Als chronische Hirnprozesse, die lange Zeit symptomlos bleiben können, finden sich diffuse, chronische, fibröse Leptomeningitis, vielleicht als Residuum einer früheren akuten Erkrankung, oder diffuse Sklerose der Hirngefäße. Die letztere, wenn sie in Form der fibrösen Entartung zahlreicher feinerer Gefäßäste auftritt, kann nicht nur längere Zeit symptomlos bleiben, sondern ist oft auch post mortem makroskopisch nicht erkennbar, sodaß erst durch die mikroskopische Untersuchung diese anatomische Grundlage festzustellen ist.

Es ist denkbar, daß auch bei akuten, nicht tödlich verlaufenden Psychosen gelegentlich ein ähnlicher Mechanismus zugrunde liegt, der, weil der chronische Prozeß für sich allein keine Symptome gemacht hat, schwer nachgewiesen werden kann.
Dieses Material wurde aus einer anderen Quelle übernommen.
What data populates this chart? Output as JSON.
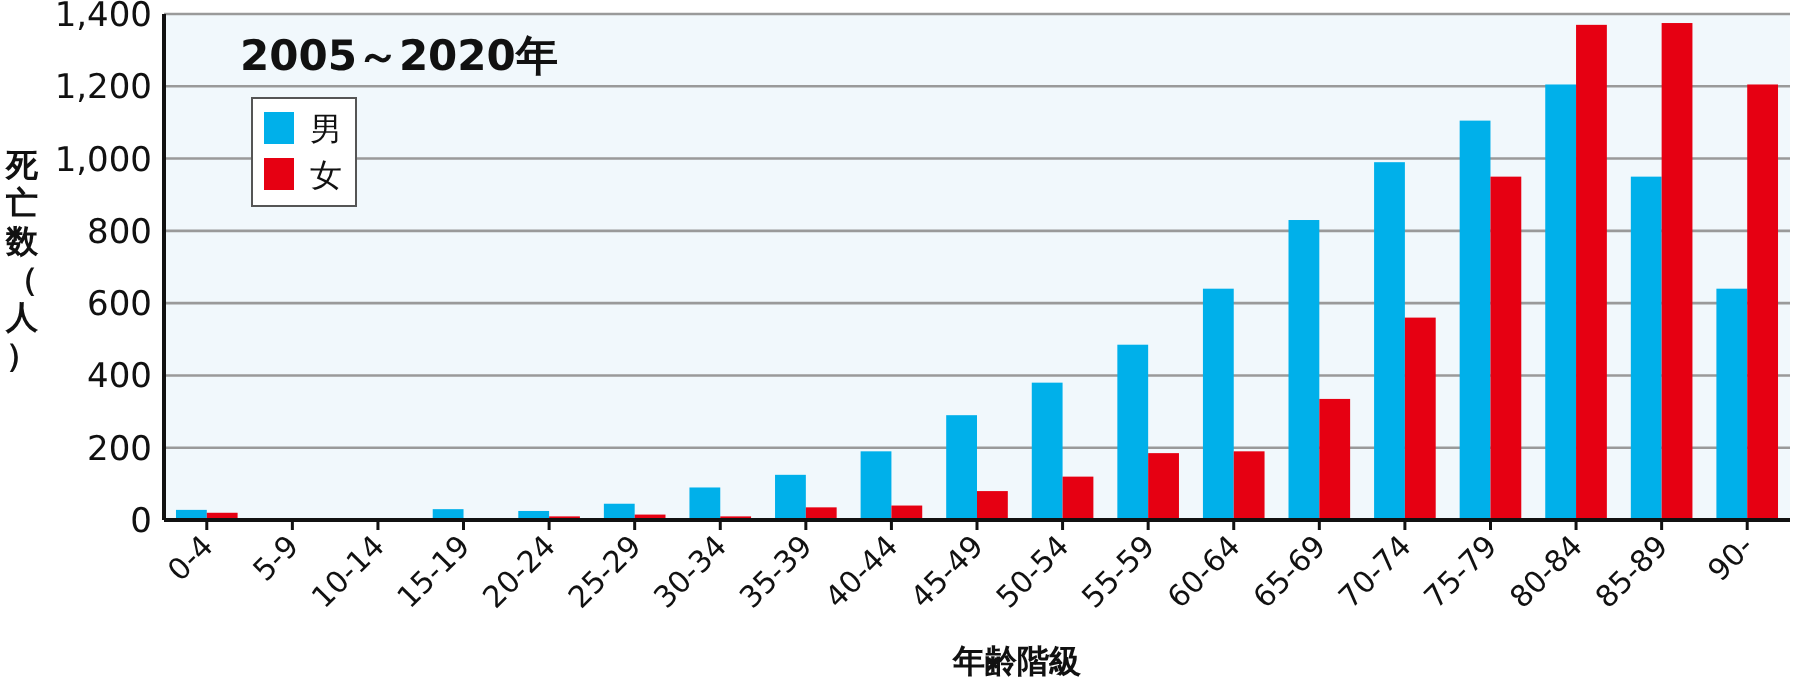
{
  "chart_data": {
    "type": "bar",
    "title": "2005～2020年",
    "xlabel": "年齢階級",
    "ylabel": "死亡数（人）",
    "categories": [
      "0-4",
      "5-9",
      "10-14",
      "15-19",
      "20-24",
      "25-29",
      "30-34",
      "35-39",
      "40-44",
      "45-49",
      "50-54",
      "55-59",
      "60-64",
      "65-69",
      "70-74",
      "75-79",
      "80-84",
      "85-89",
      "90-"
    ],
    "series": [
      {
        "name": "男",
        "color": "#00b0ea",
        "values": [
          28,
          0,
          0,
          30,
          25,
          45,
          90,
          125,
          190,
          290,
          380,
          485,
          640,
          830,
          990,
          1105,
          1205,
          950,
          640
        ]
      },
      {
        "name": "女",
        "color": "#e60012",
        "values": [
          20,
          0,
          0,
          0,
          10,
          15,
          10,
          35,
          40,
          80,
          120,
          185,
          190,
          335,
          560,
          950,
          1370,
          1375,
          1205
        ]
      }
    ],
    "ylim": [
      0,
      1400
    ],
    "yticks": [
      0,
      200,
      400,
      600,
      800,
      {
        "value": 1000,
        "label": "1,000"
      },
      {
        "value": 1200,
        "label": "1,200"
      },
      {
        "value": 1400,
        "label": "1,400"
      }
    ],
    "grid": "y",
    "legend": "top left"
  }
}
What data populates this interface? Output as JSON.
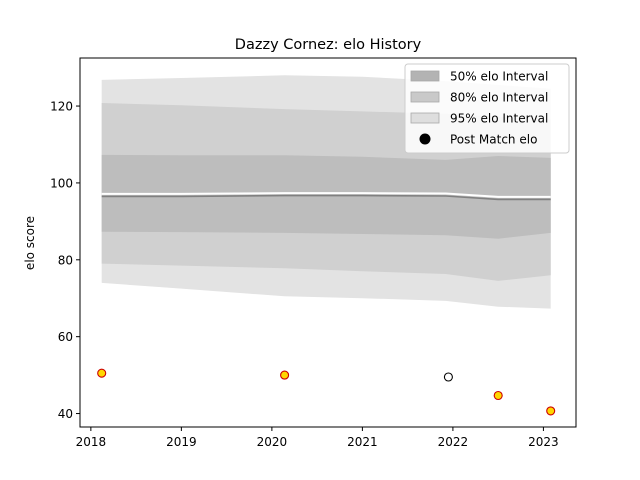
{
  "chart_data": {
    "type": "area",
    "title": "Dazzy Cornez: elo History",
    "xlabel": "",
    "ylabel": "elo score",
    "xlim": [
      2017.88,
      2023.36
    ],
    "ylim": [
      36.5,
      132.5
    ],
    "x_ticks": [
      2018,
      2019,
      2020,
      2021,
      2022,
      2023
    ],
    "y_ticks": [
      40,
      60,
      80,
      100,
      120
    ],
    "grid": false,
    "legend_position": "top-right",
    "x": [
      2018.12,
      2019.0,
      2020.14,
      2021.0,
      2021.92,
      2022.5,
      2023.08
    ],
    "bands": [
      {
        "name": "95% elo Interval",
        "color": "#e3e3e3",
        "upper": [
          126.8,
          127.3,
          128.0,
          127.6,
          126.5,
          125.5,
          124.5
        ],
        "lower": [
          74.0,
          72.5,
          70.5,
          70.0,
          69.3,
          67.8,
          67.3
        ]
      },
      {
        "name": "80% elo Interval",
        "color": "#d0d0d0",
        "upper": [
          120.8,
          120.2,
          119.2,
          118.6,
          118.0,
          117.2,
          116.5
        ],
        "lower": [
          79.0,
          78.5,
          77.8,
          77.0,
          76.3,
          74.5,
          76.0
        ]
      },
      {
        "name": "50% elo Interval",
        "color": "#bdbdbd",
        "upper": [
          107.3,
          107.2,
          107.2,
          106.8,
          106.0,
          107.0,
          106.5
        ],
        "lower": [
          87.3,
          87.2,
          87.0,
          86.7,
          86.4,
          85.5,
          87.0
        ]
      }
    ],
    "mean_line": {
      "color": "#808080",
      "values": [
        96.5,
        96.5,
        96.7,
        96.7,
        96.6,
        95.7,
        95.7
      ]
    },
    "points": {
      "name": "Post Match elo",
      "values": [
        {
          "x": 2018.12,
          "y": 50.5,
          "fill": "#ffd700",
          "edge": "#cc0000"
        },
        {
          "x": 2020.14,
          "y": 50.0,
          "fill": "#ffd700",
          "edge": "#cc0000"
        },
        {
          "x": 2021.95,
          "y": 49.5,
          "fill": "#ffffff",
          "edge": "#000000"
        },
        {
          "x": 2022.5,
          "y": 44.7,
          "fill": "#ffd700",
          "edge": "#cc0000"
        },
        {
          "x": 2023.08,
          "y": 40.7,
          "fill": "#ffd700",
          "edge": "#cc0000"
        }
      ]
    },
    "legend": [
      {
        "label": "50% elo Interval",
        "swatch": "band",
        "color": "#b3b3b3"
      },
      {
        "label": "80% elo Interval",
        "swatch": "band",
        "color": "#c9c9c9"
      },
      {
        "label": "95% elo Interval",
        "swatch": "band",
        "color": "#dedede"
      },
      {
        "label": "Post Match elo",
        "swatch": "dot",
        "color": "#000000"
      }
    ]
  }
}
Dadurch würde sich für manche Fälle die elektive Wirkung akuter Schädigungen erklären, ohne daß man jedesmal zu der Hypothese einer endogenen Prädisposition seine Zuflucht zu nehmen braucht. Auch andere organische Hirnerkrankungen bestimmter Art, z. B. meningitische Prozesse, Tumoren, können gelegentlich durch eine solche Kombination von zwei ganz anders gearteten Veränderungen vorgetäuscht werden.